Before you can use the script, you'll need to bootstrap this setup with at least one bastion host. Disable strict host key checking, ssh to a bastion, and make sure the fingerprint matches what's listed at Help:SSH Fingerprints.

Security

Do not use SSH agent forwarding (the -A command line option). Agent forwarding does not make it possible to steal your key itself, but it does make it possible for someone to hijack your SSH agent and thus your identity, so we do not do it.
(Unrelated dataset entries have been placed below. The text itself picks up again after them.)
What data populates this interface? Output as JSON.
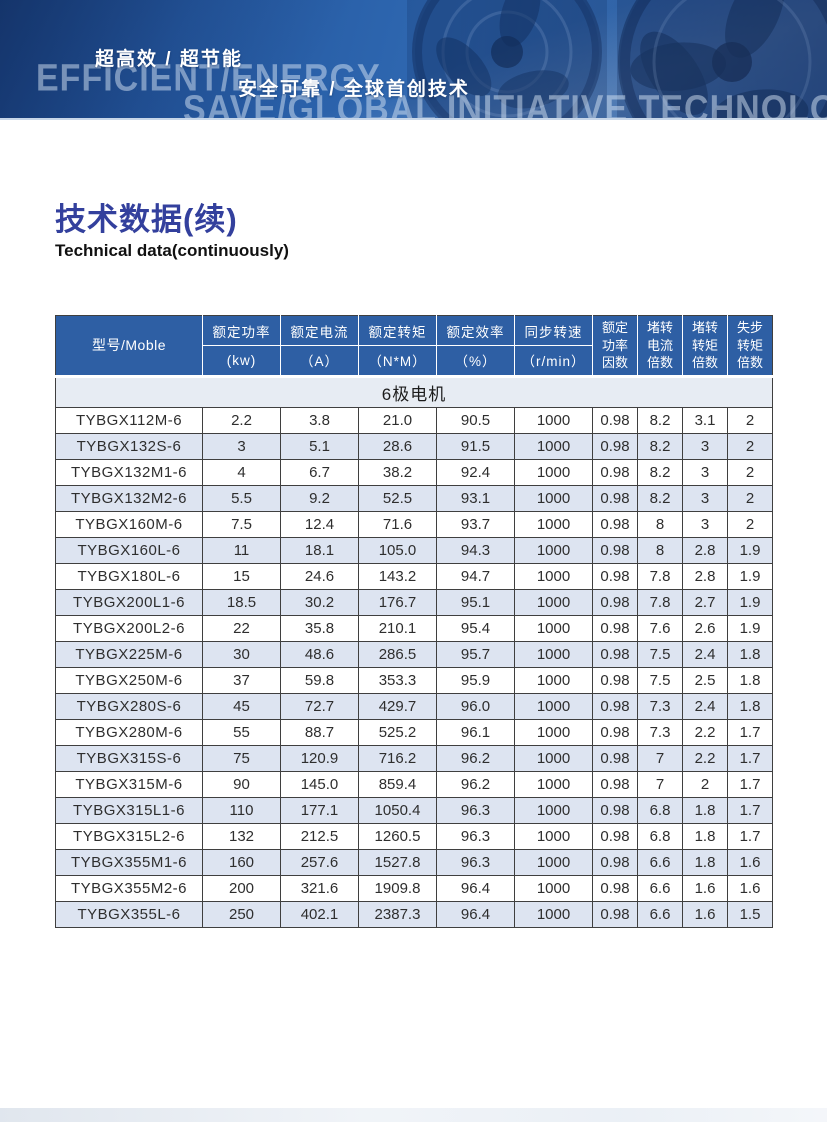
{
  "banner": {
    "slogan_cn_1": "超高效 / 超节能",
    "slogan_cn_2": "安全可靠 / 全球首创技术",
    "watermark_1": "EFFICIENT/ENERGY",
    "watermark_2": "SAVE/GLOBAL INITIATIVE TECHNOLOGY"
  },
  "page": {
    "title_cn": "技术数据(续)",
    "title_en": "Technical data(continuously)"
  },
  "table": {
    "model_header": "型号/Moble",
    "column_groups": [
      {
        "label": "额定功率",
        "unit": "(kw)"
      },
      {
        "label": "额定电流",
        "unit": "（A）"
      },
      {
        "label": "额定转矩",
        "unit": "（N*M）"
      },
      {
        "label": "额定效率",
        "unit": "（%）"
      },
      {
        "label": "同步转速",
        "unit": "（r/min）"
      }
    ],
    "narrow_headers": [
      "额定\n功率\n因数",
      "堵转\n电流\n倍数",
      "堵转\n转矩\n倍数",
      "失步\n转矩\n倍数"
    ],
    "group_label": "6极电机",
    "rows": [
      [
        "TYBGX112M-6",
        "2.2",
        "3.8",
        "21.0",
        "90.5",
        "1000",
        "0.98",
        "8.2",
        "3.1",
        "2"
      ],
      [
        "TYBGX132S-6",
        "3",
        "5.1",
        "28.6",
        "91.5",
        "1000",
        "0.98",
        "8.2",
        "3",
        "2"
      ],
      [
        "TYBGX132M1-6",
        "4",
        "6.7",
        "38.2",
        "92.4",
        "1000",
        "0.98",
        "8.2",
        "3",
        "2"
      ],
      [
        "TYBGX132M2-6",
        "5.5",
        "9.2",
        "52.5",
        "93.1",
        "1000",
        "0.98",
        "8.2",
        "3",
        "2"
      ],
      [
        "TYBGX160M-6",
        "7.5",
        "12.4",
        "71.6",
        "93.7",
        "1000",
        "0.98",
        "8",
        "3",
        "2"
      ],
      [
        "TYBGX160L-6",
        "11",
        "18.1",
        "105.0",
        "94.3",
        "1000",
        "0.98",
        "8",
        "2.8",
        "1.9"
      ],
      [
        "TYBGX180L-6",
        "15",
        "24.6",
        "143.2",
        "94.7",
        "1000",
        "0.98",
        "7.8",
        "2.8",
        "1.9"
      ],
      [
        "TYBGX200L1-6",
        "18.5",
        "30.2",
        "176.7",
        "95.1",
        "1000",
        "0.98",
        "7.8",
        "2.7",
        "1.9"
      ],
      [
        "TYBGX200L2-6",
        "22",
        "35.8",
        "210.1",
        "95.4",
        "1000",
        "0.98",
        "7.6",
        "2.6",
        "1.9"
      ],
      [
        "TYBGX225M-6",
        "30",
        "48.6",
        "286.5",
        "95.7",
        "1000",
        "0.98",
        "7.5",
        "2.4",
        "1.8"
      ],
      [
        "TYBGX250M-6",
        "37",
        "59.8",
        "353.3",
        "95.9",
        "1000",
        "0.98",
        "7.5",
        "2.5",
        "1.8"
      ],
      [
        "TYBGX280S-6",
        "45",
        "72.7",
        "429.7",
        "96.0",
        "1000",
        "0.98",
        "7.3",
        "2.4",
        "1.8"
      ],
      [
        "TYBGX280M-6",
        "55",
        "88.7",
        "525.2",
        "96.1",
        "1000",
        "0.98",
        "7.3",
        "2.2",
        "1.7"
      ],
      [
        "TYBGX315S-6",
        "75",
        "120.9",
        "716.2",
        "96.2",
        "1000",
        "0.98",
        "7",
        "2.2",
        "1.7"
      ],
      [
        "TYBGX315M-6",
        "90",
        "145.0",
        "859.4",
        "96.2",
        "1000",
        "0.98",
        "7",
        "2",
        "1.7"
      ],
      [
        "TYBGX315L1-6",
        "110",
        "177.1",
        "1050.4",
        "96.3",
        "1000",
        "0.98",
        "6.8",
        "1.8",
        "1.7"
      ],
      [
        "TYBGX315L2-6",
        "132",
        "212.5",
        "1260.5",
        "96.3",
        "1000",
        "0.98",
        "6.8",
        "1.8",
        "1.7"
      ],
      [
        "TYBGX355M1-6",
        "160",
        "257.6",
        "1527.8",
        "96.3",
        "1000",
        "0.98",
        "6.6",
        "1.8",
        "1.6"
      ],
      [
        "TYBGX355M2-6",
        "200",
        "321.6",
        "1909.8",
        "96.4",
        "1000",
        "0.98",
        "6.6",
        "1.6",
        "1.6"
      ],
      [
        "TYBGX355L-6",
        "250",
        "402.1",
        "2387.3",
        "96.4",
        "1000",
        "0.98",
        "6.6",
        "1.6",
        "1.5"
      ]
    ]
  },
  "colors": {
    "banner_blue": "#2c64ad",
    "banner_blue_dark": "#1d4b92",
    "header_bg": "#2e5fa4",
    "stripe_bg": "#dde4f1",
    "group_row_bg": "#e7ecf3",
    "title_blue": "#33409d",
    "border_dark": "#3f3f3f"
  }
}
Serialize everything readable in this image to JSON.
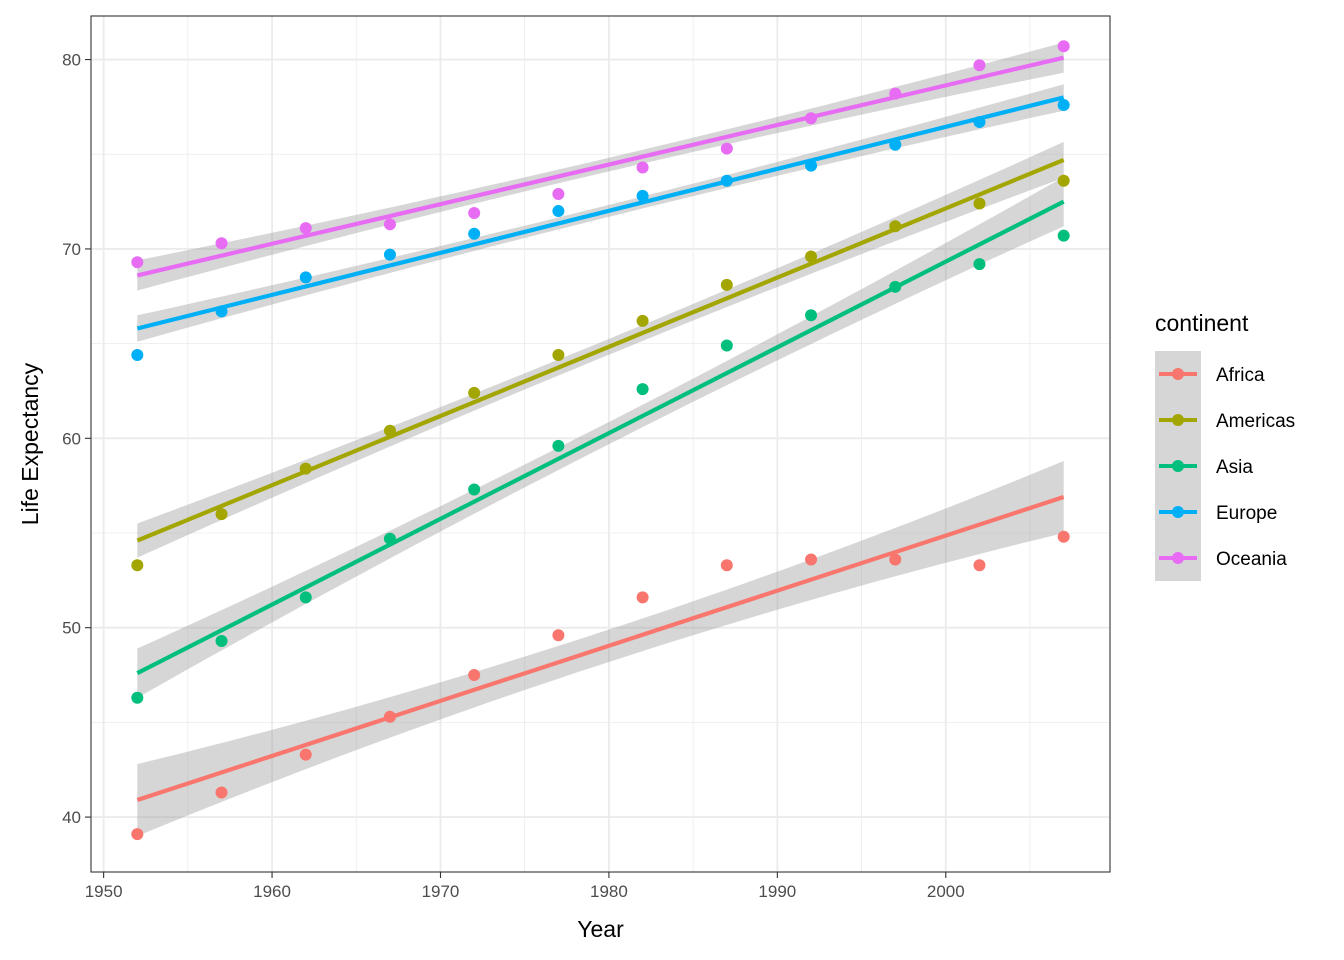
{
  "chart_data": {
    "type": "scatter",
    "title": "",
    "xlabel": "Year",
    "ylabel": "Life Expectancy",
    "xlim": [
      1949.25,
      2009.75
    ],
    "ylim": [
      37.1,
      82.3
    ],
    "x_major_ticks": [
      1950,
      1960,
      1970,
      1980,
      1990,
      2000
    ],
    "x_minor_ticks": [
      1955,
      1965,
      1975,
      1985,
      1995,
      2005
    ],
    "y_major_ticks": [
      40,
      50,
      60,
      70,
      80
    ],
    "y_minor_ticks": [
      45,
      55,
      65,
      75
    ],
    "x_tick_labels": [
      "1950",
      "1960",
      "1970",
      "1980",
      "1990",
      "2000"
    ],
    "y_tick_labels": [
      "40",
      "50",
      "60",
      "70",
      "80"
    ],
    "grid": true,
    "legend": {
      "title": "continent",
      "position": "right"
    },
    "x": [
      1952,
      1957,
      1962,
      1967,
      1972,
      1977,
      1982,
      1987,
      1992,
      1997,
      2002,
      2007
    ],
    "series": [
      {
        "name": "Africa",
        "color": "#F8766D",
        "values": [
          39.1,
          41.3,
          43.3,
          45.3,
          47.5,
          49.6,
          51.6,
          53.3,
          53.6,
          53.6,
          53.3,
          54.8
        ],
        "fit": {
          "start": 40.9,
          "end": 56.9,
          "ci_half_start": 1.9,
          "ci_half_end": 1.9
        }
      },
      {
        "name": "Americas",
        "color": "#A3A500",
        "values": [
          53.3,
          56.0,
          58.4,
          60.4,
          62.4,
          64.4,
          66.2,
          68.1,
          69.6,
          71.2,
          72.4,
          73.6
        ],
        "fit": {
          "start": 54.6,
          "end": 74.7,
          "ci_half_start": 0.9,
          "ci_half_end": 0.95
        }
      },
      {
        "name": "Asia",
        "color": "#00BF7D",
        "values": [
          46.3,
          49.3,
          51.6,
          54.7,
          57.3,
          59.6,
          62.6,
          64.9,
          66.5,
          68.0,
          69.2,
          70.7
        ],
        "fit": {
          "start": 47.6,
          "end": 72.5,
          "ci_half_start": 1.3,
          "ci_half_end": 1.3
        }
      },
      {
        "name": "Europe",
        "color": "#00B0F6",
        "values": [
          64.4,
          66.7,
          68.5,
          69.7,
          70.8,
          72.0,
          72.8,
          73.6,
          74.4,
          75.5,
          76.7,
          77.6
        ],
        "fit": {
          "start": 65.8,
          "end": 78.0,
          "ci_half_start": 0.7,
          "ci_half_end": 0.7
        }
      },
      {
        "name": "Oceania",
        "color": "#E76BF3",
        "values": [
          69.3,
          70.3,
          71.1,
          71.3,
          71.9,
          72.9,
          74.3,
          75.3,
          76.9,
          78.2,
          79.7,
          80.7
        ],
        "fit": {
          "start": 68.6,
          "end": 80.1,
          "ci_half_start": 0.8,
          "ci_half_end": 0.8
        }
      }
    ]
  }
}
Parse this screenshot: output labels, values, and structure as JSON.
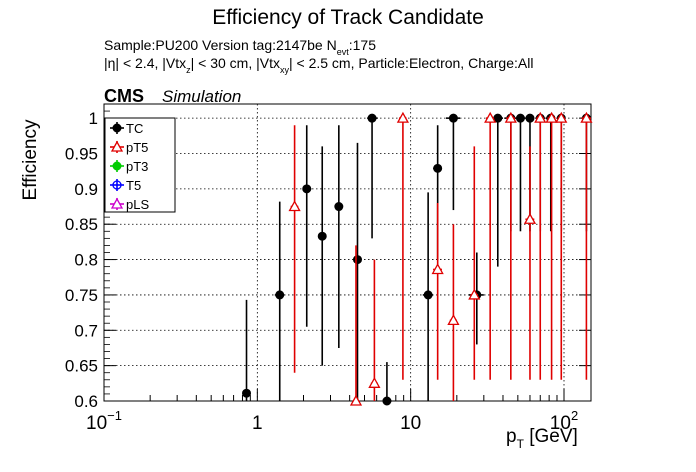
{
  "header": {
    "title": "Efficiency of Track Candidate",
    "info_line1": "Sample:PU200   Version tag:2147be  N",
    "info_line1_sub": "evt",
    "info_line1_end": ":175",
    "info_line2_parts": [
      {
        "t": "|η| < 2.4, |Vtx",
        "sub": false
      },
      {
        "t": "z",
        "sub": true
      },
      {
        "t": "| < 30 cm, |Vtx",
        "sub": false
      },
      {
        "t": "xy",
        "sub": true
      },
      {
        "t": "| < 2.5 cm, Particle:Electron, Charge:All",
        "sub": false
      }
    ],
    "cms_label": "CMS",
    "sim_label": "Simulation"
  },
  "chart_data": {
    "type": "scatter",
    "title": "Efficiency of Track Candidate",
    "xlabel_main": "p",
    "xlabel_sub": "T",
    "xlabel_unit": " [GeV]",
    "ylabel": "Efficiency",
    "x_scale": "log",
    "xlim": [
      0.1,
      150
    ],
    "ylim": [
      0.6,
      1.02
    ],
    "grid": true,
    "legend_position": "top-left",
    "x_ticks": [
      {
        "base": "10",
        "exp": "−1",
        "value": 0.1
      },
      {
        "base": "1",
        "exp": "",
        "value": 1
      },
      {
        "base": "10",
        "exp": "",
        "value": 10
      },
      {
        "base": "10",
        "exp": "2",
        "value": 100
      }
    ],
    "y_ticks": [
      "0.6",
      "0.65",
      "0.7",
      "0.75",
      "0.8",
      "0.85",
      "0.9",
      "0.95",
      "1"
    ],
    "y_tick_values": [
      0.6,
      0.65,
      0.7,
      0.75,
      0.8,
      0.85,
      0.9,
      0.95,
      1.0
    ],
    "series": [
      {
        "name": "TC",
        "color": "#000000",
        "marker": "filled-circle",
        "points": [
          {
            "x": 0.85,
            "y": 0.611,
            "lo": 0.6,
            "hi": 0.743,
            "xlo": 0.8,
            "xhi": 0.9
          },
          {
            "x": 1.4,
            "y": 0.75,
            "lo": 0.6,
            "hi": 0.882,
            "xlo": 1.3,
            "xhi": 1.5
          },
          {
            "x": 2.1,
            "y": 0.9,
            "lo": 0.705,
            "hi": 0.99,
            "xlo": 2.0,
            "xhi": 2.25
          },
          {
            "x": 2.65,
            "y": 0.833,
            "lo": 0.65,
            "hi": 0.96,
            "xlo": 2.5,
            "xhi": 2.8
          },
          {
            "x": 3.4,
            "y": 0.875,
            "lo": 0.675,
            "hi": 0.99,
            "xlo": 3.2,
            "xhi": 3.6
          },
          {
            "x": 4.5,
            "y": 0.8,
            "lo": 0.6,
            "hi": 0.965,
            "xlo": 4.3,
            "xhi": 4.7
          },
          {
            "x": 5.6,
            "y": 1.0,
            "lo": 0.83,
            "hi": 1.0,
            "xlo": 5.2,
            "xhi": 6.1
          },
          {
            "x": 7.0,
            "y": 0.6,
            "lo": 0.6,
            "hi": 0.655,
            "xlo": 6.6,
            "xhi": 7.5
          },
          {
            "x": 13.0,
            "y": 0.75,
            "lo": 0.6,
            "hi": 0.895,
            "xlo": 12.0,
            "xhi": 14.0
          },
          {
            "x": 15.0,
            "y": 0.929,
            "lo": 0.8,
            "hi": 0.99,
            "xlo": 14.0,
            "xhi": 16.0
          },
          {
            "x": 19.0,
            "y": 1.0,
            "lo": 0.87,
            "hi": 1.0,
            "xlo": 17.0,
            "xhi": 21.0
          },
          {
            "x": 27.0,
            "y": 0.75,
            "lo": 0.68,
            "hi": 0.81,
            "xlo": 24.0,
            "xhi": 30.0
          },
          {
            "x": 37.0,
            "y": 1.0,
            "lo": 0.79,
            "hi": 1.0,
            "xlo": 34.0,
            "xhi": 40.0
          },
          {
            "x": 45.0,
            "y": 1.0,
            "lo": 0.84,
            "hi": 1.0,
            "xlo": 41.0,
            "xhi": 49.0
          },
          {
            "x": 52.0,
            "y": 1.0,
            "lo": 0.84,
            "hi": 1.0,
            "xlo": 49.0,
            "xhi": 56.0
          },
          {
            "x": 60.0,
            "y": 1.0,
            "lo": 0.84,
            "hi": 1.0,
            "xlo": 56.0,
            "xhi": 64.0
          },
          {
            "x": 70.0,
            "y": 1.0,
            "lo": 0.84,
            "hi": 1.0,
            "xlo": 65.0,
            "xhi": 75.0
          },
          {
            "x": 82.0,
            "y": 1.0,
            "lo": 0.84,
            "hi": 1.0,
            "xlo": 76.0,
            "xhi": 88.0
          },
          {
            "x": 96.0,
            "y": 1.0,
            "lo": 0.84,
            "hi": 1.0,
            "xlo": 90.0,
            "xhi": 102.0
          },
          {
            "x": 140.0,
            "y": 1.0,
            "lo": 0.84,
            "hi": 1.0,
            "xlo": 130.0,
            "xhi": 150.0
          }
        ]
      },
      {
        "name": "pT5",
        "color": "#e00000",
        "marker": "open-triangle",
        "points": [
          {
            "x": 1.75,
            "y": 0.875,
            "lo": 0.64,
            "hi": 0.99,
            "xlo": 1.65,
            "xhi": 1.85
          },
          {
            "x": 4.4,
            "y": 0.6,
            "lo": 0.6,
            "hi": 0.82,
            "xlo": 4.2,
            "xhi": 4.6
          },
          {
            "x": 5.8,
            "y": 0.625,
            "lo": 0.6,
            "hi": 0.8,
            "xlo": 5.5,
            "xhi": 6.1
          },
          {
            "x": 8.9,
            "y": 1.0,
            "lo": 0.63,
            "hi": 1.0,
            "xlo": 8.4,
            "xhi": 9.4
          },
          {
            "x": 15.0,
            "y": 0.786,
            "lo": 0.63,
            "hi": 0.88,
            "xlo": 14.0,
            "xhi": 16.0
          },
          {
            "x": 19.0,
            "y": 0.714,
            "lo": 0.6,
            "hi": 0.85,
            "xlo": 18.0,
            "xhi": 20.0
          },
          {
            "x": 26.0,
            "y": 0.75,
            "lo": 0.63,
            "hi": 0.96,
            "xlo": 24.5,
            "xhi": 27.5
          },
          {
            "x": 33.0,
            "y": 1.0,
            "lo": 0.63,
            "hi": 1.0,
            "xlo": 31.0,
            "xhi": 35.0
          },
          {
            "x": 45.0,
            "y": 1.0,
            "lo": 0.63,
            "hi": 1.0,
            "xlo": 42.0,
            "xhi": 48.0
          },
          {
            "x": 60.0,
            "y": 0.857,
            "lo": 0.63,
            "hi": 0.96,
            "xlo": 56.0,
            "xhi": 64.0
          },
          {
            "x": 70.0,
            "y": 1.0,
            "lo": 0.63,
            "hi": 1.0,
            "xlo": 66.0,
            "xhi": 74.0
          },
          {
            "x": 83.0,
            "y": 1.0,
            "lo": 0.63,
            "hi": 1.0,
            "xlo": 78.0,
            "xhi": 88.0
          },
          {
            "x": 96.0,
            "y": 1.0,
            "lo": 0.63,
            "hi": 1.0,
            "xlo": 91.0,
            "xhi": 101.0
          },
          {
            "x": 140.0,
            "y": 1.0,
            "lo": 0.63,
            "hi": 1.0,
            "xlo": 130.0,
            "xhi": 150.0
          }
        ]
      },
      {
        "name": "pT3",
        "color": "#00cc00",
        "marker": "filled-circle",
        "points": []
      },
      {
        "name": "T5",
        "color": "#0000ff",
        "marker": "open-circle",
        "points": []
      },
      {
        "name": "pLS",
        "color": "#cc00cc",
        "marker": "open-triangle",
        "points": []
      }
    ]
  }
}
The -a option (with a lower case "a") disables agent forwarding, and is thus included in the sample configurations below.

This page used to recommend that you add the following lines to protect against an SSH bug from 2016:

Host *
    UseRoaming no

However, we are now using an updated version which removed the vulnerable options, so you will get an error if your config includes the lines above. Just remove them from your config to connect.

Other tips

Debugging

If your production access has been approved but you aren't able to log in, you can ask for help in the Phabricator ticket for your access request. If you got access a long time ago and it's a new problem, you can file a new ticket and tag it with #operations.

Wherever you ask for help, make sure you include your SSH configuration (but not your key itself!) and the output you get when you run your ssh command with the -v option (verbose mode).

See also

Notes

  1. 1.0 1.1 The form automatically adds the ticket to the Ops-Access-Requests project so the Operations team will see your request.
  2. You can also put your public key on your wiki user page, in a Phabricator paste, or in a Gerrit patchset you upload, but you can't include it in an email reply to the task.
  3. This protects against email spoofing.
  4. 4.0 4.1 If you request any level of sudo privileges, your request must have a security review at a weekly operations meetings. Sudo access is granted on an extremely limited basis, and will typically apply to the smallest permissions possible (user/process restricted over all). Expect this process to take at least one business week.
  5. Your manager's approval is usually not required, as you've already been granted access to the cluster; the project lead of the cluster you request access to should sign off (if in doubt, ask the Ops Clinic Duty person for the week.)